Here is an entirely new design from German Frers for Hallberg-Rassy. What I find most interesting in this design is seeing the slow movement in the H-R line toward boats with better performance. It seems to be always pushing to keep its boats at the front of the pack when it comes to providing boats with true offshore passagemaking capabilities. Of course, almost any boat in the right hands is capable of sailing offshore, for a while anyway, but H-R designs specifically for this mission.

The hull form shows a wide transom and an L/B of 3.15; on the beamy side. The entry is relatively fine with a short bow overhang. Frers has always been great at drawing sheerlines and the sheer spring of this design is pronounced and handsome. The D/L is on the low side for a cruising boat at 193. I can remember when a prominent designer wrote that the Valiant 40 with a D/L of 260 was too light to be considered a serious offshore boat. Draft with the bulbed, moderate aspect ratio fin is 6 feet, 7 inches.

We could argue all day about the perfect size for a cruising couple. My preference would be for a boat like this model with an LOA of 37 feet, 3 inches. With a designed displacement of 16,500 pounds, this boat is small enough so that you can still push and pull it around while you are docking. Once you get over 20,000 pounds it might better to just stand back and let the boat crash rather than risk personal injury. At 37 feet, 3 inches, I can't imagine wanting any more out of an interior. This design has a comfortable V-berth double with the toe end far enough aft for some decent width to that end. I have "clown feet," so that's important to me. I like the way that the bookshelves and lockers are above the V-berth. If the berth is too high for you to sit on they have provided a seat to make putting on your shoes easier.

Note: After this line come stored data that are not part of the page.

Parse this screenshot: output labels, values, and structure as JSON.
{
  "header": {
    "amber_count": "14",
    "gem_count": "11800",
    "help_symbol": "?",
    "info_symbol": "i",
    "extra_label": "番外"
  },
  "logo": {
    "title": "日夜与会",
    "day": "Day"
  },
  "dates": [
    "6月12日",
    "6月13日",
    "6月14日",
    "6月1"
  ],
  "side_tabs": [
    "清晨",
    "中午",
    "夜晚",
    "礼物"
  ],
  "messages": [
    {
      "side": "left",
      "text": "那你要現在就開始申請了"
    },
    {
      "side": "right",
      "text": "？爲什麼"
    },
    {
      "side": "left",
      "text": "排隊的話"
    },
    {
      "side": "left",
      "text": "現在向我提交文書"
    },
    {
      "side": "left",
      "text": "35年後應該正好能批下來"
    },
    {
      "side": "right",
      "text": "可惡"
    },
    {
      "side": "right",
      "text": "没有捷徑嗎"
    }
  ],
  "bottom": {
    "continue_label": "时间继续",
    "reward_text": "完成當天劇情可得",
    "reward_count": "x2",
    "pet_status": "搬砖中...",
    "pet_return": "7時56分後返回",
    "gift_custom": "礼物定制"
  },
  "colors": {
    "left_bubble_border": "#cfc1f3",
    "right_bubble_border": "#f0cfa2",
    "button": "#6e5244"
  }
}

The saloon is perfect. Just leave that port side leaf on the table up all the time, it won't be in anyone's way. The galley is perfect, the nav station is perfect and the single head is very large. There is a shower seat forward in the head area so the shower head can hit you in the head while you are seated. I'm not a fan of those enclosed quarter cabins but they are very popular and do provide privacy even if the berth is hard to get in and out of. This design also has a large lazarette to starboard. This area can never be too big for a cruising boat. This may not be a sexy layout with all curves and angles but to my eye it is about as good as you can get in 37 feet.

Even H-R has fractional rigs now. This one has some prebend and three spreaders swept 18 degrees. The genoa leads are well inboard for close sheeting. You can order a self-tacking jib arrangement as an option. These sound good but seldom work well in a variety of conditions unless you have the ability to run the track from gunwale to gunwale. The headsails for this design are limited to minimal overlap so the genoa tracks can be short. The roller-furling drum for the genoa is below the foredeck. This cleans things up and allows the tack of the jib to be right down at the deck for better performance. The SA/D is 19.05, and that's a change from your grandpa's Hallberg-Rassy.

With 96 gallons of water and 72 gallons of fuel you could be self-sufficient for some time on this H-R. It looks like a great cruising design to me. There's not a ripple on the water outside the office today. That 55-horsepower Volvo with a sail drive would be my ticket for light air boat speed.

LOA 37'3"; LWL 33'8"; Beam 11'10"; Draft 6'7"; Displacement 16,500 lbs.; Ballast 6,400 lbs.; Sail area 788 sq. ft.; SA/D 19.05; D/L 193; L/B 3.15; Auxiliary Volvo Penta D2-55; Fuel 72 gals.; Water 96 gals.